From Conflict to Communion Can Assist Healing Process
(LWI) – Peruvian Lutheran church leaders say reflecting together on the joint Catholic-Lutheran publication From Conflict to Communion as a basis for joint commemorations of the 500th Reformation anniversary in 2017 could help heal the social divide in Peru.
Representatives of the Peruvian Lutheran Evangelical Church (ILEP) made these observations on 31 October during a Reformation Day ecumenical dialogue on the theme “From Conflict to Communion,” organized by the ILEP Pastoral Conference in the Peruvian capital. ILEP pastors Rev. Adita Torres and Rev. Pedro Bullon said the 2013 publication by the Lutheran-Roman Catholic Commission on Unity could help bridge their nation’s social divide.

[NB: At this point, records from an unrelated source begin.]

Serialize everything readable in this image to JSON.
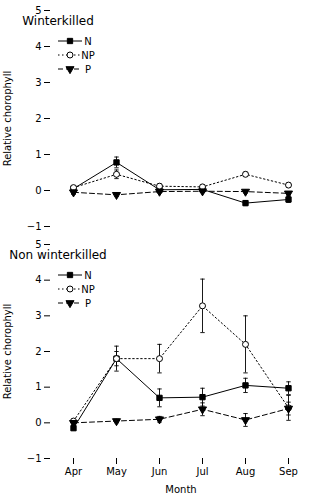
{
  "chart_data": [
    {
      "type": "line",
      "title": "Winterkilled",
      "categories": [
        "Apr",
        "May",
        "Jun",
        "Jul",
        "Aug",
        "Sep"
      ],
      "series": [
        {
          "name": "N",
          "color": "black",
          "marker": "square",
          "line_style": "solid",
          "values": [
            0.05,
            0.78,
            0.02,
            0.03,
            -0.35,
            -0.25
          ],
          "se": [
            0.08,
            0.15,
            0.05,
            0.05,
            0.07,
            0.08
          ]
        },
        {
          "name": "NP",
          "color": "black",
          "marker": "open-circle",
          "line_style": "dotted",
          "values": [
            0.08,
            0.45,
            0.12,
            0.1,
            0.45,
            0.15
          ],
          "se": [
            0.06,
            0.12,
            0.06,
            0.05,
            0.06,
            0.06
          ]
        },
        {
          "name": "P",
          "color": "black",
          "marker": "triangle-down",
          "line_style": "dashed",
          "values": [
            -0.05,
            -0.12,
            -0.03,
            -0.02,
            -0.03,
            -0.08
          ],
          "se": [
            0.06,
            0.05,
            0.04,
            0.04,
            0.04,
            0.05
          ]
        }
      ],
      "ylabel": "Relative chorophyll",
      "ylim": [
        -1,
        5
      ],
      "yticks": [
        -1,
        0,
        1,
        2,
        3,
        4,
        5
      ],
      "legend": "upper left",
      "grid": false,
      "tick_labels": "y"
    },
    {
      "type": "line",
      "title": "Non winterkilled",
      "categories": [
        "Apr",
        "May",
        "Jun",
        "Jul",
        "Aug",
        "Sep"
      ],
      "series": [
        {
          "name": "N",
          "color": "black",
          "marker": "square",
          "line_style": "solid",
          "values": [
            -0.15,
            1.8,
            0.7,
            0.72,
            1.05,
            0.97
          ],
          "se": [
            0.05,
            0.2,
            0.25,
            0.25,
            0.2,
            0.18
          ]
        },
        {
          "name": "NP",
          "color": "black",
          "marker": "open-circle",
          "line_style": "dotted",
          "values": [
            0.05,
            1.8,
            1.8,
            3.28,
            2.2,
            0.42
          ],
          "se": [
            0.06,
            0.35,
            0.4,
            0.75,
            0.8,
            0.35
          ]
        },
        {
          "name": "P",
          "color": "black",
          "marker": "triangle-down",
          "line_style": "dashed",
          "values": [
            0.0,
            0.05,
            0.1,
            0.38,
            0.08,
            0.4
          ],
          "se": [
            0.04,
            0.05,
            0.08,
            0.18,
            0.18,
            0.18
          ]
        }
      ],
      "xlabel": "Month",
      "ylabel": "Relative chorophyll",
      "ylim": [
        -1,
        5
      ],
      "yticks": [
        -1,
        0,
        1,
        2,
        3,
        4,
        5
      ],
      "legend": "upper left",
      "grid": false
    }
  ]
}
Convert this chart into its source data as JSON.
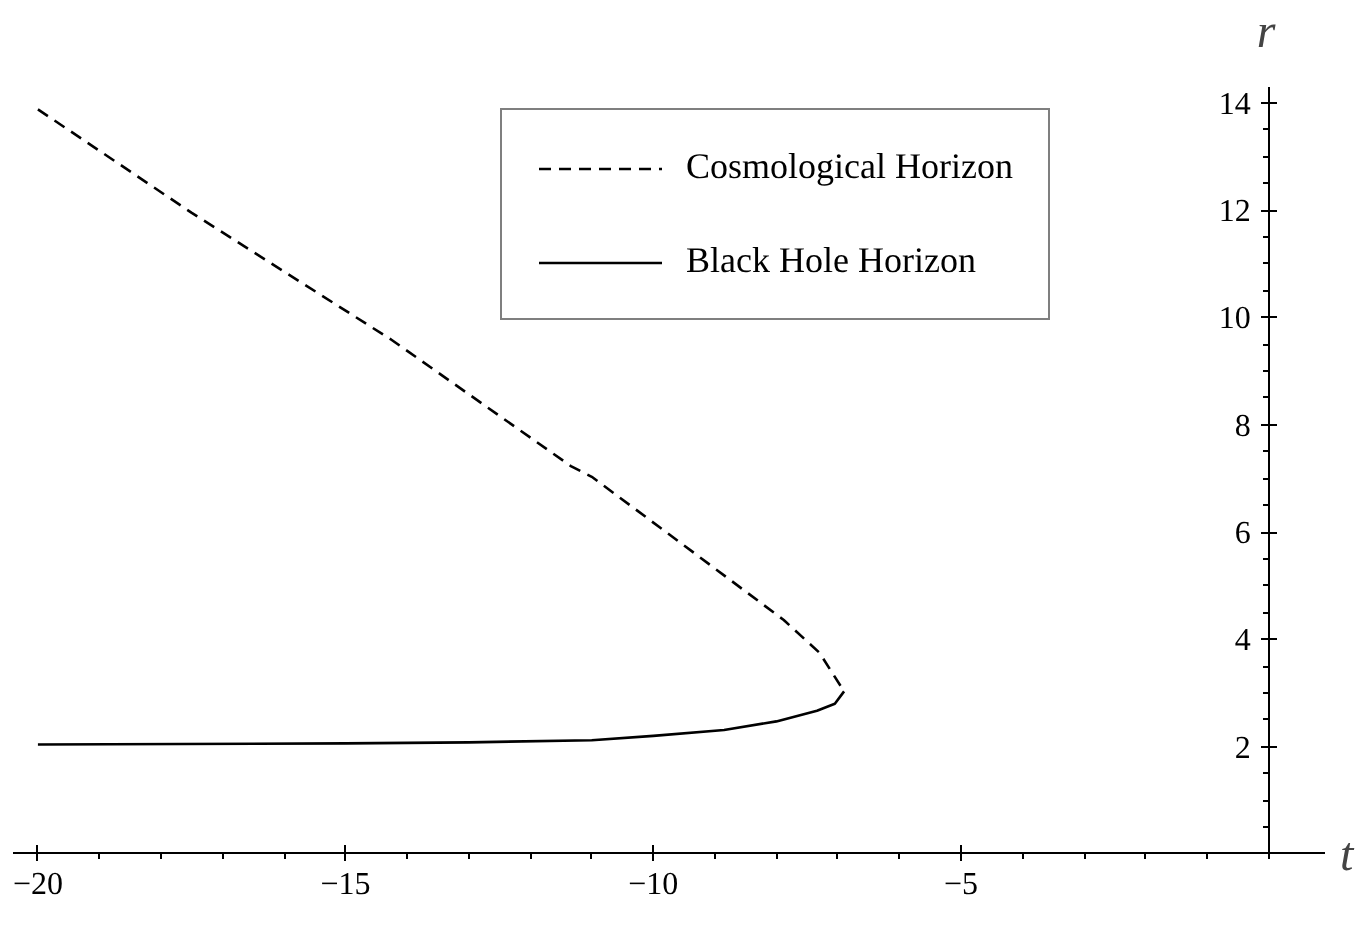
{
  "chart_data": {
    "type": "line",
    "xlabel": "t",
    "ylabel": "r",
    "xlim": [
      -20.4,
      0.9
    ],
    "ylim": [
      0,
      14.3
    ],
    "xticks": [
      {
        "value": -20,
        "label": "−20"
      },
      {
        "value": -15,
        "label": "−15"
      },
      {
        "value": -10,
        "label": "−10"
      },
      {
        "value": -5,
        "label": "−5"
      }
    ],
    "yticks": [
      2,
      4,
      6,
      8,
      10,
      12,
      14
    ],
    "legend": "top right",
    "grid": false,
    "series": [
      {
        "name": "Cosmological Horizon",
        "color": "#000000",
        "line_style": "dashed",
        "x": [
          -20,
          -17.5,
          -14.25,
          -11.34,
          -11.0,
          -9.5,
          -7.88,
          -7.3,
          -6.9
        ],
        "values": [
          13.88,
          11.95,
          9.58,
          7.23,
          7.03,
          5.75,
          4.36,
          3.75,
          3.03
        ]
      },
      {
        "name": "Black Hole Horizon",
        "color": "#000000",
        "line_style": "solid",
        "x": [
          -6.9,
          -7.05,
          -7.34,
          -8.0,
          -8.85,
          -10,
          -11,
          -13,
          -15,
          -20
        ],
        "values": [
          3.03,
          2.8,
          2.67,
          2.47,
          2.31,
          2.2,
          2.12,
          2.08,
          2.06,
          2.04
        ]
      }
    ]
  }
}
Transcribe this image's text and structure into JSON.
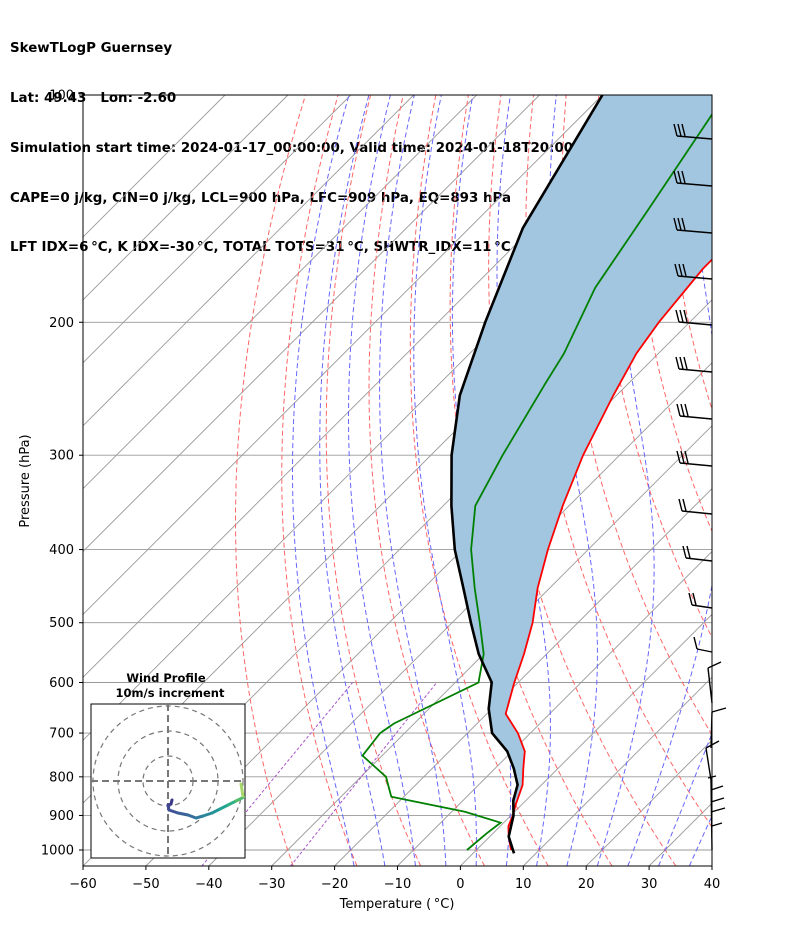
{
  "header": {
    "line1": "SkewTLogP Guernsey",
    "line2": "Lat: 49.43   Lon: -2.60",
    "line3": "Simulation start time: 2024-01-17_00:00:00, Valid time: 2024-01-18T20:00:00.00",
    "line4": "CAPE=0 j/kg, CIN=0 j/kg, LCL=900 hPa, LFC=909 hPa, EQ=893 hPa",
    "line5": "LFT IDX=6 °C, K IDX=-30 °C, TOTAL TOTS=31 °C, SHWTR_IDX=11 °C"
  },
  "colors": {
    "temperature": "#ff0000",
    "dewpoint": "#008000",
    "parcel": "#000000",
    "cape_fill": "#a2c6e0",
    "dry_adiabat": "#ff6666",
    "moist_adiabat": "#6666ff",
    "mixing_ratio": "#aa55cc",
    "isotherm": "#999999"
  },
  "chart_data": {
    "type": "line",
    "subtype": "skew-T log-P",
    "xlabel": "Temperature ( °C)",
    "ylabel": "Pressure (hPa)",
    "xlim": [
      -60,
      40
    ],
    "ylim": [
      1050,
      100
    ],
    "y_scale": "log",
    "x_ticks": [
      "−60",
      "−50",
      "−40",
      "−30",
      "−20",
      "−10",
      "0",
      "10",
      "20",
      "30",
      "40"
    ],
    "y_ticks": [
      100,
      200,
      300,
      400,
      500,
      600,
      700,
      800,
      900,
      1000
    ],
    "grid": true,
    "series": [
      {
        "key": "temperature",
        "points": [
          [
            5.5,
            1000
          ],
          [
            3.0,
            960
          ],
          [
            1.3,
            930
          ],
          [
            0.3,
            900
          ],
          [
            -1.0,
            870
          ],
          [
            -3.0,
            820
          ],
          [
            -5.5,
            780
          ],
          [
            -8.0,
            740
          ],
          [
            -12.0,
            700
          ],
          [
            -17.0,
            660
          ],
          [
            -20.6,
            600
          ],
          [
            -23.6,
            550
          ],
          [
            -27.2,
            500
          ],
          [
            -31.9,
            450
          ],
          [
            -36.4,
            400
          ],
          [
            -41.0,
            350
          ],
          [
            -45.8,
            300
          ],
          [
            -50.5,
            250
          ],
          [
            -53.5,
            220
          ],
          [
            -54.9,
            200
          ],
          [
            -56.4,
            170
          ],
          [
            -56.5,
            140
          ],
          [
            -55.2,
            120
          ],
          [
            -54.0,
            100
          ]
        ]
      },
      {
        "key": "dewpoint",
        "points": [
          [
            -1.5,
            1000
          ],
          [
            -1.0,
            950
          ],
          [
            -0.5,
            920
          ],
          [
            -7.9,
            890
          ],
          [
            -22.0,
            850
          ],
          [
            -26.0,
            800
          ],
          [
            -33.1,
            750
          ],
          [
            -33.9,
            700
          ],
          [
            -33.2,
            680
          ],
          [
            -26.3,
            600
          ],
          [
            -30.0,
            550
          ],
          [
            -35.6,
            500
          ],
          [
            -41.9,
            450
          ],
          [
            -48.6,
            400
          ],
          [
            -54.9,
            350
          ],
          [
            -58.6,
            300
          ],
          [
            -63.3,
            240
          ],
          [
            -65.0,
            220
          ],
          [
            -70.5,
            180
          ],
          [
            -74.7,
            140
          ],
          [
            -80.5,
            100
          ]
        ]
      },
      {
        "key": "parcel",
        "points": [
          [
            6.5,
            1010
          ],
          [
            3.0,
            960
          ],
          [
            0.4,
            900
          ],
          [
            -2.0,
            860
          ],
          [
            -3.8,
            820
          ],
          [
            -7.0,
            780
          ],
          [
            -10.8,
            740
          ],
          [
            -16.1,
            700
          ],
          [
            -20.5,
            650
          ],
          [
            -24.2,
            600
          ],
          [
            -30.8,
            550
          ],
          [
            -37.0,
            500
          ],
          [
            -43.7,
            450
          ],
          [
            -51.2,
            400
          ],
          [
            -58.7,
            350
          ],
          [
            -66.7,
            300
          ],
          [
            -74.9,
            250
          ],
          [
            -82.5,
            200
          ],
          [
            -91.5,
            150
          ],
          [
            -100.0,
            100
          ]
        ]
      }
    ],
    "wind_barbs_label": "",
    "wind_profile": {
      "title": "Wind Profile",
      "subtitle": "10m/s increment"
    }
  }
}
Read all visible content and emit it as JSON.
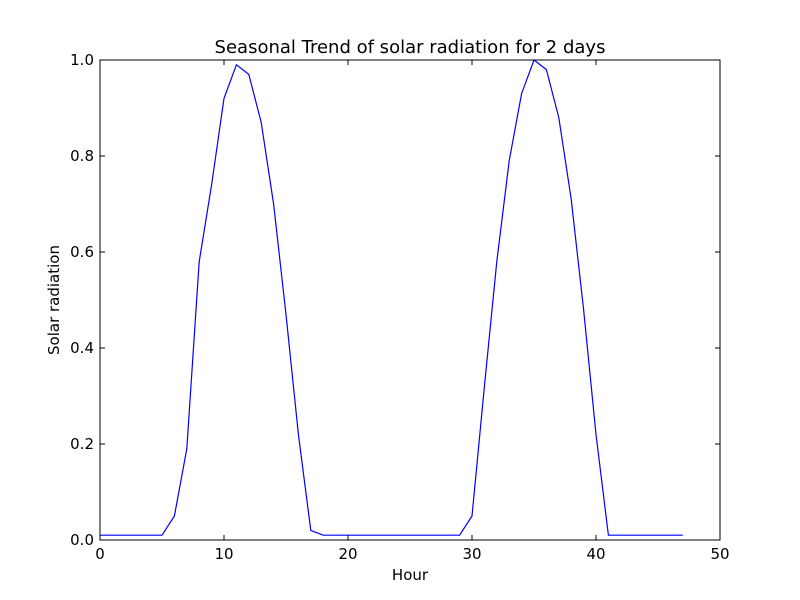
{
  "chart_data": {
    "type": "line",
    "title": "Seasonal Trend of solar radiation for 2 days",
    "xlabel": "Hour",
    "ylabel": "Solar radiation",
    "xlim": [
      0,
      50
    ],
    "ylim": [
      0.0,
      1.0
    ],
    "xticks": [
      0,
      10,
      20,
      30,
      40,
      50
    ],
    "xtick_labels": [
      "0",
      "10",
      "20",
      "30",
      "40",
      "50"
    ],
    "yticks": [
      0.0,
      0.2,
      0.4,
      0.6,
      0.8,
      1.0
    ],
    "ytick_labels": [
      "0.0",
      "0.2",
      "0.4",
      "0.6",
      "0.8",
      "1.0"
    ],
    "grid": false,
    "series": [
      {
        "color": "#0000ff",
        "x": [
          0,
          1,
          2,
          3,
          4,
          5,
          6,
          7,
          8,
          9,
          10,
          11,
          12,
          13,
          14,
          15,
          16,
          17,
          18,
          19,
          20,
          21,
          22,
          23,
          24,
          25,
          26,
          27,
          28,
          29,
          30,
          31,
          32,
          33,
          34,
          35,
          36,
          37,
          38,
          39,
          40,
          41,
          42,
          43,
          44,
          45,
          46,
          47
        ],
        "values": [
          0.01,
          0.01,
          0.01,
          0.01,
          0.01,
          0.01,
          0.05,
          0.19,
          0.58,
          0.74,
          0.92,
          0.99,
          0.97,
          0.87,
          0.7,
          0.47,
          0.22,
          0.02,
          0.01,
          0.01,
          0.01,
          0.01,
          0.01,
          0.01,
          0.01,
          0.01,
          0.01,
          0.01,
          0.01,
          0.01,
          0.05,
          0.32,
          0.58,
          0.79,
          0.93,
          1.0,
          0.98,
          0.88,
          0.71,
          0.48,
          0.22,
          0.01,
          0.01,
          0.01,
          0.01,
          0.01,
          0.01,
          0.01
        ]
      }
    ]
  }
}
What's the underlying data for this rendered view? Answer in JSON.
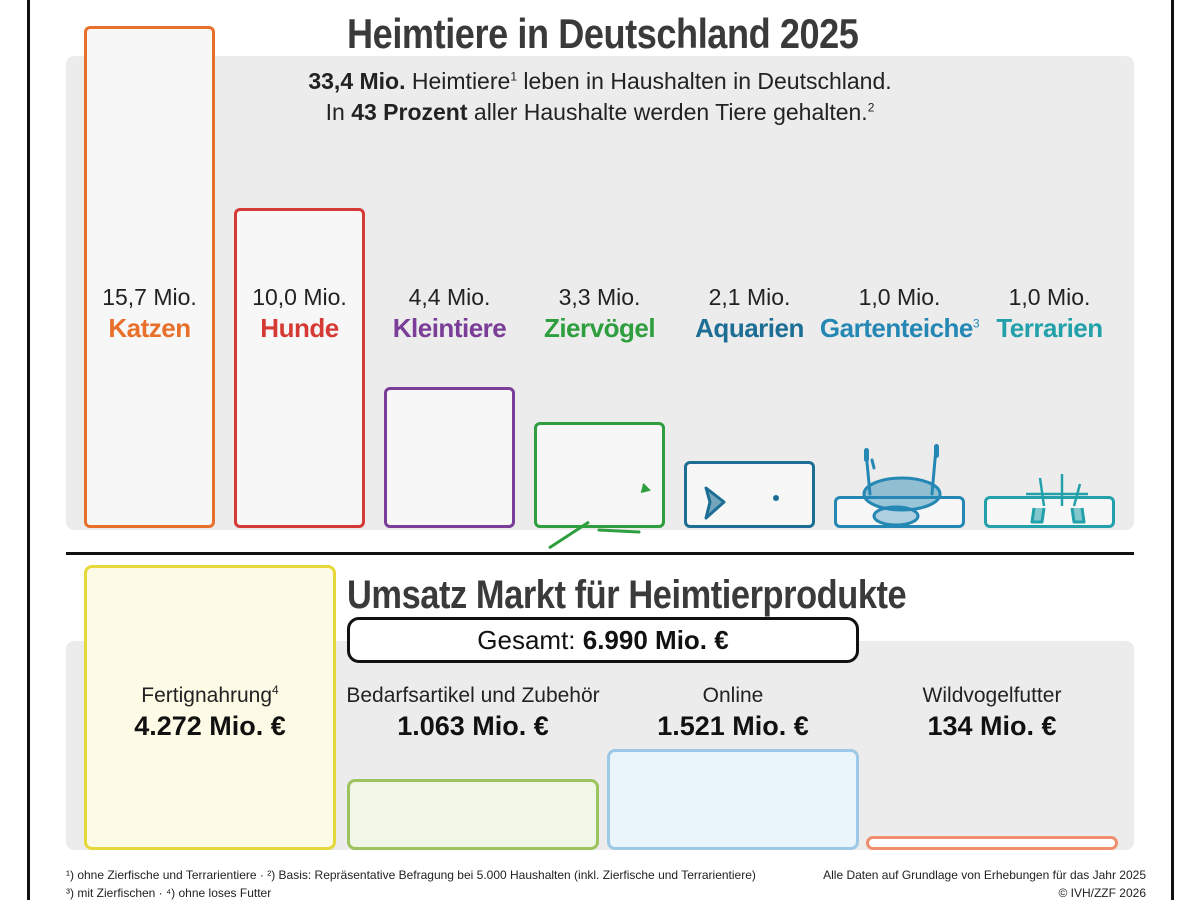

“It can serve as an element for joint witness of our faith in order to strengthen democratic dialogue in the face of a social situation that is very fragmented,” the ILEP representatives noted. “The document can help to continue building the social web that was devastated by the effects of the political violence that took place between 1980 and 2000 whose wounds are very difficult to heal.”
The 2014 Lutheran – Catholic dialogue in Peru coincided with the 15th anniversary of the Joint Declaration on the Doctrine of Justification (JDDJ), signed by The Lutheran World Federation (LWF) and the Roman Catholic Church in 1999, and the first-time reception of the publication From Conflict to Communion, which the LWF endorsed by in 2013.
“This opportunity helps both bodies to engage in difficult ecclesial topics and mutually examine the historical reality of the Reformation, its outcomes, as well as questions and answers so that we could discover together ways of working together for a future of hope,” the Pastoral Conference noted.
The Peruvian church, which has 1,300 members and has been part of the LWF since 2005, is looking forward to the 2017 commemoration of the beginning of the Reformation, because it offers opportunities to deepen dialogue with Catholics, the Lutheran church leaders noted.
Sister Elena Salas, a Roman Catholic nun who helped plan the ILEP event and participated in it, said she hopes that more Catholics in Peru will come to study From Conflict to Communion. “The majority of Catholics do not know it, they do not know of this long effort and great outcome.”
In his message to the meeting, LWF General Secretary Rev. Martin Junge emphasized the Lutheran communion’s approach to the 2017 Reformation anniversary with a sense of ecumenical responsibility.
“We want to be intentional in bringing the fruits of ecumenical dialogue to the table … looking together at the advances, at what still remain as differences on which we keep talking, but more importantly how we keep moving from a conflict to a situation of being in communion,” he added.